Thursday, June 14, 2012

John Wesley's Calling to America

Here are some facts of Wesley:

•    Born in Epworth, England in the year 1703
•    He was a prolific evangelist in both Europe as well as America
•    He was an Anglican priest and founder of the Methodist movement
•    His teachings, known as Wesleyanism, provided the seeds for: the modern Methodist movement, the Holiness movement, Pentecostalism, the Charismatic Movement, and Neo-charismatic churches, which encompass numerous denominations across the world.
•    In addition, he refined Arminianism (the teachings of theologian Jacobus Arminius) with a strong evangelical emphasis on the Reformed doctrine of justification by faith; consistent with the Gentile teachings of the apostle Paul. 

Wesley, however, was not called outright by God; not called, that is, by a divine, booming voice from the heavens. 

I recently came across an old book on Wesley’s ministry and missionary journey to America:

In 1735, the trustees of the colony of Georgia – in America – had been looking about for proper persons to send to the colony, to preach to the settlers and to the Indiana, and had fixed their eyes on him. 

Attached, as Wesley was, to Oxford, the proposition to GO on the mission to America, did not, at first, strike him favorably. In fact (it says) he raised several objections. 

Instead of accepting the proposition, at first, Wesley returned to Epworth to consult his mother; he supposed it would deeply grieve her to be left. He consulted with his sister, Emily, who – just as his mother did – urged him, “GO, my brother!” as did one of his brothers, Samuel. 

He consulted several able and distinguished men, and the all advised him to GO. It is clear from this that Wesley would never decide on any matter, till he had what he conceived a good reason for it.

Wesley believed the LORD had three modes if guiding men in the way He would have them GO: 

1.    To some, the LORD gives a divine impression.
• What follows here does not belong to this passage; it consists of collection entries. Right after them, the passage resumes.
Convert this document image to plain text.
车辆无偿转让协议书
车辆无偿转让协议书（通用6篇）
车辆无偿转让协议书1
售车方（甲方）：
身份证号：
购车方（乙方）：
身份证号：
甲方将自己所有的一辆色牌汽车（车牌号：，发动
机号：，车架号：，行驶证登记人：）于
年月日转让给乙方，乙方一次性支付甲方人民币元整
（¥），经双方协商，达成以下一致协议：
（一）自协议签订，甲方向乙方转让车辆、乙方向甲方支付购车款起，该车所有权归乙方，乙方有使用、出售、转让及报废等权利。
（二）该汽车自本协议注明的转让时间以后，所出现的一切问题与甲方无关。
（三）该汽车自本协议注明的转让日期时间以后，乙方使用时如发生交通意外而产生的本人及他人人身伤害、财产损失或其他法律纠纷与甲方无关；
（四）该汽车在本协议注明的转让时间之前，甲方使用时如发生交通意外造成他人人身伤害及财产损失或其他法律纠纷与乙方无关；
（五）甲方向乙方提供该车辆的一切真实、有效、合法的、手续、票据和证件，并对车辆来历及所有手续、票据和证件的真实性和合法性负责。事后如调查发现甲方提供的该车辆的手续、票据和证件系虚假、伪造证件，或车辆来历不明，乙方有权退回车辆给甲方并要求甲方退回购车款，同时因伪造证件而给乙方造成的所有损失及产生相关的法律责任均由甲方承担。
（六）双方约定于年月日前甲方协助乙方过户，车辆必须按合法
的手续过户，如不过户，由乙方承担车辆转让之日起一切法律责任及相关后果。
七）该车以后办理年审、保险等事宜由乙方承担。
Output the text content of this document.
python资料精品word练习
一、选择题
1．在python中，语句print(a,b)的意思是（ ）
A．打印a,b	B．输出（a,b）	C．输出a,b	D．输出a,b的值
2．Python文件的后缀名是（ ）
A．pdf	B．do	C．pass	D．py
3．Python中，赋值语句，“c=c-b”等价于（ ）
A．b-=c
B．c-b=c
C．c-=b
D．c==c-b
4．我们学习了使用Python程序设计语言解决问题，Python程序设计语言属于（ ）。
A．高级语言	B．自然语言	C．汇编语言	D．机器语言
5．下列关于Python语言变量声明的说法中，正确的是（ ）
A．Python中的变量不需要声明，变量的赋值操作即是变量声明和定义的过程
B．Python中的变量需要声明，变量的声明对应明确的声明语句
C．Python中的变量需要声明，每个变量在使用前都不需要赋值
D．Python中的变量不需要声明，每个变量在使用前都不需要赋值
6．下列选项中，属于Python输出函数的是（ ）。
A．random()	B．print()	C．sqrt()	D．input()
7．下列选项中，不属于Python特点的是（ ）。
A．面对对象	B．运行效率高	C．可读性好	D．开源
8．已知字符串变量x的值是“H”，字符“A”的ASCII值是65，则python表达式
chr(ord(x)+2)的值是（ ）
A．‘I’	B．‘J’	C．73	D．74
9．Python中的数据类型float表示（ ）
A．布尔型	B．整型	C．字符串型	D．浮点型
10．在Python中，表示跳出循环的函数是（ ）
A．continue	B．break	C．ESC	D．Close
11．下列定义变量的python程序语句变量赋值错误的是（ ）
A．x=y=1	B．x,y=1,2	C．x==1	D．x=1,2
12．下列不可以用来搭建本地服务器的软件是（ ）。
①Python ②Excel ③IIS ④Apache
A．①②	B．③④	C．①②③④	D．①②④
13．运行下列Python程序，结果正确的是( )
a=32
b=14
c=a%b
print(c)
2.    To others, in a more spiritual accordance with His Word, He gives an apt and convincing Scripture.
3.    To others, He gives a clear reason for that particular line of duty which they should adopt. This might be called “Providence” in a person’s life 

Wesley had been considered the poor man’s friend and his heart ached for the poor, desolate, dregs of English society. He felt the desire, upon further investigation and analysis of America, to bring the Gospel to the Indians. It says in this book that his, “Heart yearned to preach the Gospel to him; to kneel with him, in his rude wigwam, and offer up the prayer of faith to the great Being who ‘made of one blood all nations of men!’” 

Through many days of discussion and no doubt deep prayerful thought, Wesley gave the trustees of Georgia his consent to GO on the mission. 

Though, not ALL of his acquaintances approved his decision.
One reminded him of his position at Oxford; that he had provision for life and was in line for a promotion. This individual said to him, “And yet, you are leaving?” 

Wesley responds in a manner that surely was of a divine, godly state:
“Sir, if the Bible be NOT true, I am as very a fool and madman as you can conceive. BUT, if that book be of God, I am sober-minded; for it declares, “There is no man that hath left house, or friends, or brethren, for the kingdom of God’s sake, who shall NOT receive manifold more in the present time, and in the world to come everlasting life!” (Luke 18:29) 

On October 14, 1735, John Wesley, in accompaniment with one of his brothers, Charles, and other men, boarded a merchant ship – AGAINST THE ADVICE OF MEN WHOM HE CONFERRED, though in the will of the Lord – to America. 

Sometimes those closest to us – in our midst; our inner circle – are not there because of God. The ultimate conclusion about where God wants to lead us and why God has credited us with the gifts He has endowed upon us, will always be found in the Holy Spirit.